Spawn error when MCP client tries to start the server
The uvx binary may not be on the PATH seen by your MCP client. Run `which uvx` in your terminal to find its absolute path, then update the command field in your MCP config to the full path (e.g., /Users/you/.local/bin/uvx).
AgentCore Docker steps fail on Linux
ARM64 emulation must be enabled manually on Linux before running AgentCore container steps. Install QEMU: `sudo apt-get install qemu-user-static` and register ARM64 binfmt handlers: `docker run --privileged --rm tonistiigi/binfmt --install arm64`.

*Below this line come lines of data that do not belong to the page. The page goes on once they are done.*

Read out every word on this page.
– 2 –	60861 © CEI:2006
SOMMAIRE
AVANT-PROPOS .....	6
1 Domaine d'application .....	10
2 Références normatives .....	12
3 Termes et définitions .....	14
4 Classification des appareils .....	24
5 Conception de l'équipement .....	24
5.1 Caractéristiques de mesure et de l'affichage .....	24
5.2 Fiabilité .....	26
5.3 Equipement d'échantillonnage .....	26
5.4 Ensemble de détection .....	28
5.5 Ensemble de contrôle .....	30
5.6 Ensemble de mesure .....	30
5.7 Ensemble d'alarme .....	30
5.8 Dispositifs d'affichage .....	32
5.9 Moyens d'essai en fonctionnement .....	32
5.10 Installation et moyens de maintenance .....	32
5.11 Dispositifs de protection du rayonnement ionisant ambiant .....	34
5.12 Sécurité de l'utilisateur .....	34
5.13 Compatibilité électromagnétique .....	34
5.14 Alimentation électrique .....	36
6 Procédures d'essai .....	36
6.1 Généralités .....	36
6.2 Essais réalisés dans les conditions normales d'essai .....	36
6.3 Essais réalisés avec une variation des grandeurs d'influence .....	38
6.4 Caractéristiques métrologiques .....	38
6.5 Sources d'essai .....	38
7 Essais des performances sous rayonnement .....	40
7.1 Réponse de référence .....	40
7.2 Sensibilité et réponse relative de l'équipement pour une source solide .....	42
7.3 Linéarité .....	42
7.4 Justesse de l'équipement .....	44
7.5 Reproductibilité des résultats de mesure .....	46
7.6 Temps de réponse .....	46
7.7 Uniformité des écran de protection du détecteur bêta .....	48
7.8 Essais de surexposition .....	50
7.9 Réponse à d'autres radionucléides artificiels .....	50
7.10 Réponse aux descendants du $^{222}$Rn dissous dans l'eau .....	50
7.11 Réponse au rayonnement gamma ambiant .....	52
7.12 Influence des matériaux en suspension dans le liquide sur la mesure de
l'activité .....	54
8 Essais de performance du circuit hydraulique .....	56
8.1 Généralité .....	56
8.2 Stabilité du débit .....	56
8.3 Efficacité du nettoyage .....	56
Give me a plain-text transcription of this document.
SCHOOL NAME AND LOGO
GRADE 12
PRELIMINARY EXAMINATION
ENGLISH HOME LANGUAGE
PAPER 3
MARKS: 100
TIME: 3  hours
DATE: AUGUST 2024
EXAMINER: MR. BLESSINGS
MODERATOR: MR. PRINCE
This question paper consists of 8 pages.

Frequently Asked Questions about AWS MCP Servers Guidance
What is AWS MCP Servers Guidance?
AWS MCP Servers Guidance is a Model Context Protocol (MCP) server that hands-on guidance for ai-accelerated aws development using aws mcp servers. learn to leverage ai coding assistants to enhance your development workflows with aws best practices. It connects AI assistants to external tools and data sources through a standardized interface.
How do I install AWS MCP Servers Guidance?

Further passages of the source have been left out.